Gerard McMurray: Yeah. We shot that film in 20 days but it really was that much time we had 4 or 5 hours to shoot at Bart. That experience was definitely instrumental with this film. I was there with Ryan the whole time and so I know how the process goes and how efficient you have to be with time.

Trevor, when you got the haircut in the film, was that real?

Trevor Jackson: Yes, it was all in one take. That was a hard day. I’m appreciating it now but at that time I didn’t want my hair to be gone but I understand and it really made the film that much powerful and you see that transformation and you see that we went through it together. At that point, it’s not about style, it’s about being a unit.

What’s the message behind Burning Sands?

Trevor Jackson: The message behind the film is that it’s a coming of age film, becoming a man and making the right decisions. Zurich goes through so much physically and mentally and at the end of the day, all he wants to be is a good person. He wants to stick up for what he believes in. For anybody in any situation in life, you have to do what is right for you. The overall message is unity, togetherness and also individuality. It’s so complexed and so many things within the story, that’s why I feel it’s amazing.

Between this film and the work you did on American Crime, what goes into deciding what roles you take?

Trevor Jackson: I want to do roles that show a black man in a different light. That’s why I like roles like this and American Crime. I’m not playing a gangster, or an athlete. I want to explore this roles and different stories. I appreciate the stories of history and things of that nature but I think there are more and different stories. I want roles that shows a person, a human that goes through the struggles that we go through as Black, White, Latino and Asian. I want to go for roles that are typically written for a white person. That’s what I want tell filmmakers. Pick the person who does the best work and not the person you think should be seen. If the story is about a human being, then a human being will relate to it. Being in Hollywood and in this industry, I have heard plenty of feedback in which we can’t more than one black lead, and that’s the type of talk I want to change. I want to be one of those people where it doesn’t matter what color you are, you can do great work.

Gerard, was it a challenge to find funding to get this film off the ground?

Gerard McMurray: Yeah, it was definitely a challenge. It’s hard asking folks for a million dollars to do a job that they know. People don’t understand the story. It was definitely a challenge trying to get this made, but luckily I had the right producers and the right people at Netflix, who had eyes on it and believe in me and the project.

After it airs, what’s next for you? Are you better as a producer or director?

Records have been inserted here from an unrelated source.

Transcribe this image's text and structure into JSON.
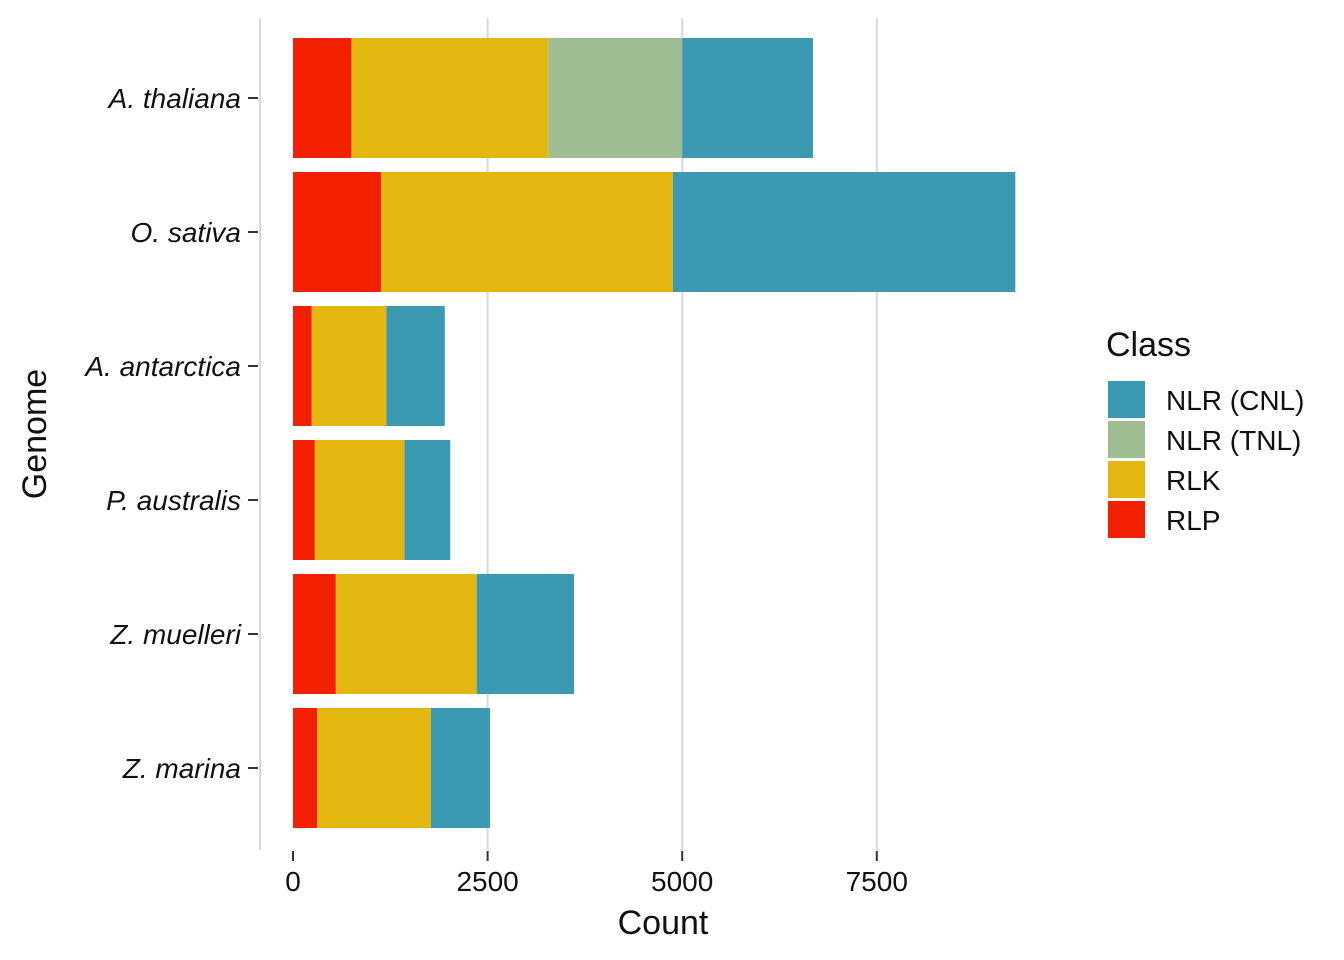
{
  "chart_data": {
    "type": "bar",
    "orientation": "horizontal",
    "stacked": true,
    "categories": [
      "A. thaliana",
      "O. sativa",
      "A. antarctica",
      "P. australis",
      "Z. muelleri",
      "Z. marina"
    ],
    "series": [
      {
        "name": "RLP",
        "color": "#f21f00",
        "values": [
          750,
          1130,
          240,
          280,
          550,
          310
        ]
      },
      {
        "name": "RLK",
        "color": "#e3b710",
        "values": [
          2530,
          3750,
          960,
          1150,
          1810,
          1460
        ]
      },
      {
        "name": "NLR (TNL)",
        "color": "#9ebe91",
        "values": [
          1720,
          0,
          0,
          0,
          0,
          0
        ]
      },
      {
        "name": "NLR (CNL)",
        "color": "#3b99b1",
        "values": [
          1680,
          4400,
          750,
          590,
          1250,
          760
        ]
      }
    ],
    "xlabel": "Count",
    "ylabel": "Genome",
    "xticks": [
      0,
      2500,
      5000,
      7500
    ],
    "xlim": [
      -450,
      9700
    ],
    "grid": "vertical-major",
    "legend": {
      "title": "Class",
      "position": "right",
      "entries": [
        "NLR (CNL)",
        "NLR (TNL)",
        "RLK",
        "RLP"
      ]
    }
  }
}
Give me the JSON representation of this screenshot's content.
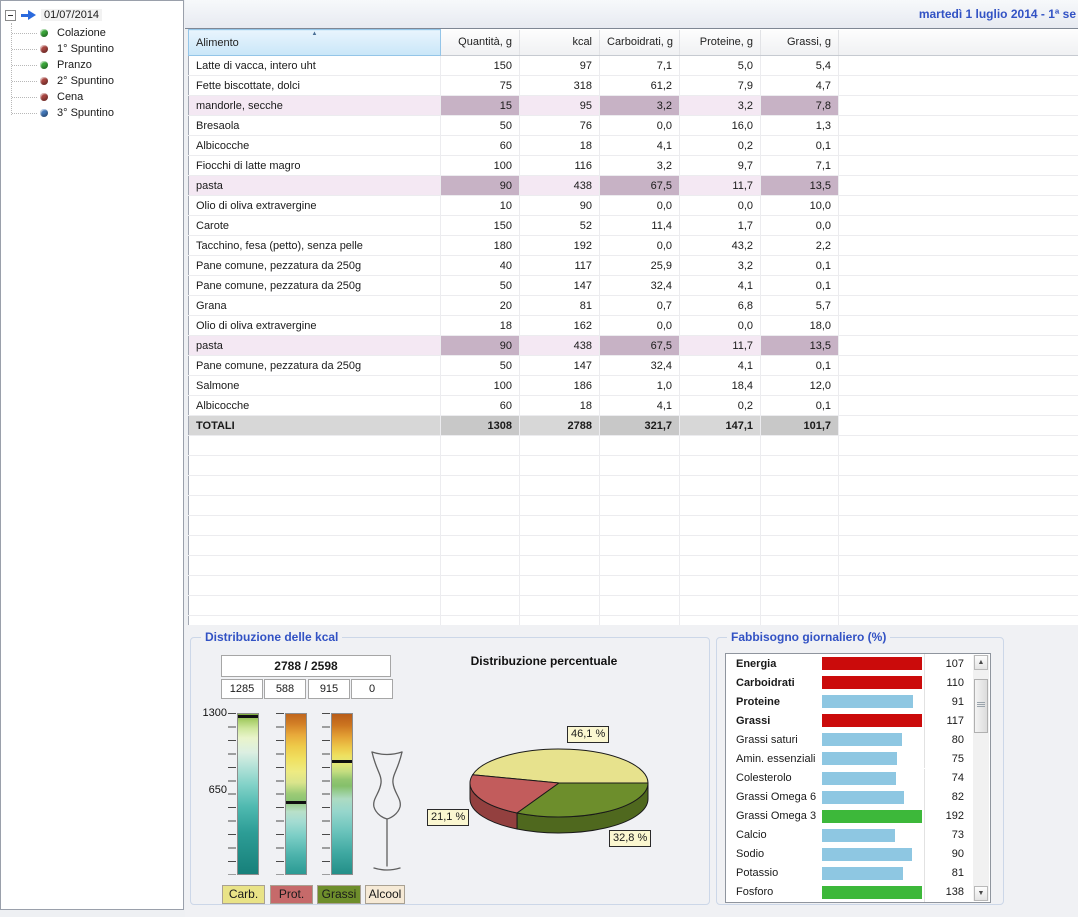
{
  "header": {
    "date_label": "martedì 1 luglio 2014 - 1ª se"
  },
  "tree": {
    "root": {
      "label": "01/07/2014"
    },
    "items": [
      {
        "label": "Colazione",
        "bullet_color": "#3aa63a"
      },
      {
        "label": "1° Spuntino",
        "bullet_color": "#a84540"
      },
      {
        "label": "Pranzo",
        "bullet_color": "#3aa63a"
      },
      {
        "label": "2° Spuntino",
        "bullet_color": "#a84540"
      },
      {
        "label": "Cena",
        "bullet_color": "#a84540"
      },
      {
        "label": "3° Spuntino",
        "bullet_color": "#4377b8"
      }
    ]
  },
  "table": {
    "columns": [
      "Alimento",
      "Quantità, g",
      "kcal",
      "Carboidrati, g",
      "Proteine, g",
      "Grassi, g"
    ],
    "rows": [
      {
        "name": "Latte di vacca, intero uht",
        "values": [
          "150",
          "97",
          "7,1",
          "5,0",
          "5,4"
        ],
        "highlight": false
      },
      {
        "name": "Fette biscottate, dolci",
        "values": [
          "75",
          "318",
          "61,2",
          "7,9",
          "4,7"
        ],
        "highlight": false
      },
      {
        "name": "mandorle, secche",
        "values": [
          "15",
          "95",
          "3,2",
          "3,2",
          "7,8"
        ],
        "highlight": true
      },
      {
        "name": "Bresaola",
        "values": [
          "50",
          "76",
          "0,0",
          "16,0",
          "1,3"
        ],
        "highlight": false
      },
      {
        "name": "Albicocche",
        "values": [
          "60",
          "18",
          "4,1",
          "0,2",
          "0,1"
        ],
        "highlight": false
      },
      {
        "name": "Fiocchi di latte magro",
        "values": [
          "100",
          "116",
          "3,2",
          "9,7",
          "7,1"
        ],
        "highlight": false
      },
      {
        "name": "pasta",
        "values": [
          "90",
          "438",
          "67,5",
          "11,7",
          "13,5"
        ],
        "highlight": true
      },
      {
        "name": "Olio di oliva extravergine",
        "values": [
          "10",
          "90",
          "0,0",
          "0,0",
          "10,0"
        ],
        "highlight": false
      },
      {
        "name": "Carote",
        "values": [
          "150",
          "52",
          "11,4",
          "1,7",
          "0,0"
        ],
        "highlight": false
      },
      {
        "name": "Tacchino, fesa (petto), senza pelle",
        "values": [
          "180",
          "192",
          "0,0",
          "43,2",
          "2,2"
        ],
        "highlight": false
      },
      {
        "name": "Pane comune, pezzatura da 250g",
        "values": [
          "40",
          "117",
          "25,9",
          "3,2",
          "0,1"
        ],
        "highlight": false
      },
      {
        "name": "Pane comune, pezzatura da 250g",
        "values": [
          "50",
          "147",
          "32,4",
          "4,1",
          "0,1"
        ],
        "highlight": false
      },
      {
        "name": "Grana",
        "values": [
          "20",
          "81",
          "0,7",
          "6,8",
          "5,7"
        ],
        "highlight": false
      },
      {
        "name": "Olio di oliva extravergine",
        "values": [
          "18",
          "162",
          "0,0",
          "0,0",
          "18,0"
        ],
        "highlight": false
      },
      {
        "name": "pasta",
        "values": [
          "90",
          "438",
          "67,5",
          "11,7",
          "13,5"
        ],
        "highlight": true
      },
      {
        "name": "Pane comune, pezzatura da 250g",
        "values": [
          "50",
          "147",
          "32,4",
          "4,1",
          "0,1"
        ],
        "highlight": false
      },
      {
        "name": "Salmone",
        "values": [
          "100",
          "186",
          "1,0",
          "18,4",
          "12,0"
        ],
        "highlight": false
      },
      {
        "name": "Albicocche",
        "values": [
          "60",
          "18",
          "4,1",
          "0,2",
          "0,1"
        ],
        "highlight": false
      }
    ],
    "totals": {
      "label": "TOTALI",
      "values": [
        "1308",
        "2788",
        "321,7",
        "147,1",
        "101,7"
      ]
    }
  },
  "kcal_panel": {
    "title": "Distribuzione delle kcal",
    "total_display": "2788 / 2598",
    "values": [
      "1285",
      "588",
      "915",
      "0"
    ],
    "scale_top": "1300",
    "scale_mid": "650",
    "scale_max_value": 1300,
    "gauges": [
      {
        "name": "Carb.",
        "value": 1285
      },
      {
        "name": "Prot.",
        "value": 588
      },
      {
        "name": "Grassi",
        "value": 915
      },
      {
        "name": "Alcool",
        "value": 0
      }
    ],
    "legend": [
      {
        "label": "Carb.",
        "bg": "#e9e387"
      },
      {
        "label": "Prot.",
        "bg": "#c66a6a"
      },
      {
        "label": "Grassi",
        "bg": "#6e8e2b"
      },
      {
        "label": "Alcool",
        "bg": "#f6ead6"
      }
    ]
  },
  "pie": {
    "title": "Distribuzione percentuale",
    "slices": [
      {
        "label": "46,1 %",
        "value": 46.1,
        "color": "#e7e28d",
        "side_color": "#b5af5e"
      },
      {
        "label": "21,1 %",
        "value": 21.1,
        "color": "#c25c5c",
        "side_color": "#93403f"
      },
      {
        "label": "32,8 %",
        "value": 32.8,
        "color": "#6d8e2c",
        "side_color": "#4f681e"
      }
    ]
  },
  "needs_panel": {
    "title": "Fabbisogno giornaliero (%)",
    "rows": [
      {
        "label": "Energia",
        "value": 107,
        "bold": true,
        "color": "#cb0b0b"
      },
      {
        "label": "Carboidrati",
        "value": 110,
        "bold": true,
        "color": "#cb0b0b"
      },
      {
        "label": "Proteine",
        "value": 91,
        "bold": true,
        "color": "#8ec7e2"
      },
      {
        "label": "Grassi",
        "value": 117,
        "bold": true,
        "color": "#cb0b0b"
      },
      {
        "label": "Grassi saturi",
        "value": 80,
        "bold": false,
        "color": "#8ec7e2"
      },
      {
        "label": "Amin. essenziali",
        "value": 75,
        "bold": false,
        "color": "#8ec7e2"
      },
      {
        "label": "Colesterolo",
        "value": 74,
        "bold": false,
        "color": "#8ec7e2"
      },
      {
        "label": "Grassi Omega 6",
        "value": 82,
        "bold": false,
        "color": "#8ec7e2"
      },
      {
        "label": "Grassi Omega 3",
        "value": 192,
        "bold": false,
        "color": "#3db83a"
      },
      {
        "label": "Calcio",
        "value": 73,
        "bold": false,
        "color": "#8ec7e2"
      },
      {
        "label": "Sodio",
        "value": 90,
        "bold": false,
        "color": "#8ec7e2"
      },
      {
        "label": "Potassio",
        "value": 81,
        "bold": false,
        "color": "#8ec7e2"
      },
      {
        "label": "Fosforo",
        "value": 138,
        "bold": false,
        "color": "#3db83a"
      }
    ]
  },
  "colors": {
    "accent_blue": "#3252c4",
    "row_highlight": "#f4e8f3",
    "row_highlight_dark": "#c7b2c5",
    "totals_bg": "#d7d7d7",
    "bar_red": "#cb0b0b",
    "bar_blue": "#8ec7e2",
    "bar_green": "#3db83a"
  },
  "chart_data": [
    {
      "type": "pie",
      "title": "Distribuzione percentuale",
      "categories": [
        "Carboidrati",
        "Proteine",
        "Grassi"
      ],
      "values": [
        46.1,
        21.1,
        32.8
      ],
      "unit": "%",
      "colors": [
        "#e7e28d",
        "#c25c5c",
        "#6d8e2c"
      ],
      "style": "3d-pie with boxed percent labels"
    },
    {
      "type": "bar",
      "title": "Fabbisogno giornaliero (%)",
      "orientation": "horizontal",
      "categories": [
        "Energia",
        "Carboidrati",
        "Proteine",
        "Grassi",
        "Grassi saturi",
        "Amin. essenziali",
        "Colesterolo",
        "Grassi Omega 6",
        "Grassi Omega 3",
        "Calcio",
        "Sodio",
        "Potassio",
        "Fosforo"
      ],
      "values": [
        107,
        110,
        91,
        117,
        80,
        75,
        74,
        82,
        192,
        73,
        90,
        81,
        138
      ],
      "bar_cap": 100,
      "legend_position": "none",
      "grid": false
    },
    {
      "type": "bar",
      "title": "Distribuzione delle kcal",
      "subtitle": "2788 / 2598",
      "categories": [
        "Carb.",
        "Prot.",
        "Grassi",
        "Alcool"
      ],
      "values": [
        1285,
        588,
        915,
        0
      ],
      "ylim": [
        0,
        1300
      ],
      "style": "vertical gradient gauges with black value markers"
    }
  ]
}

Gerard McMurray: I think I’m great at both. It depends on finding the right story. I like to develop stuff from the ground up. If the right script comes along, you never know what the possibilities are, so I’m pretty open.

And for you, Trevor:

Trevor Jackson: I’ve been working on a lot of music. Whenever I’m not set, I’m always recording. I’m open to whatever comes next. I’m probably going on tour in the middle of this year. Whatever God has planned for me, I just want to execute it to the best of my ability and just continue to grow.

What’s more important, music or acting?

Trevor Jackson: I can’t choose. Both have saved my life many times. Whenever I wasn’t acting, I needed music and whenever I didn’t have music, I needed acting.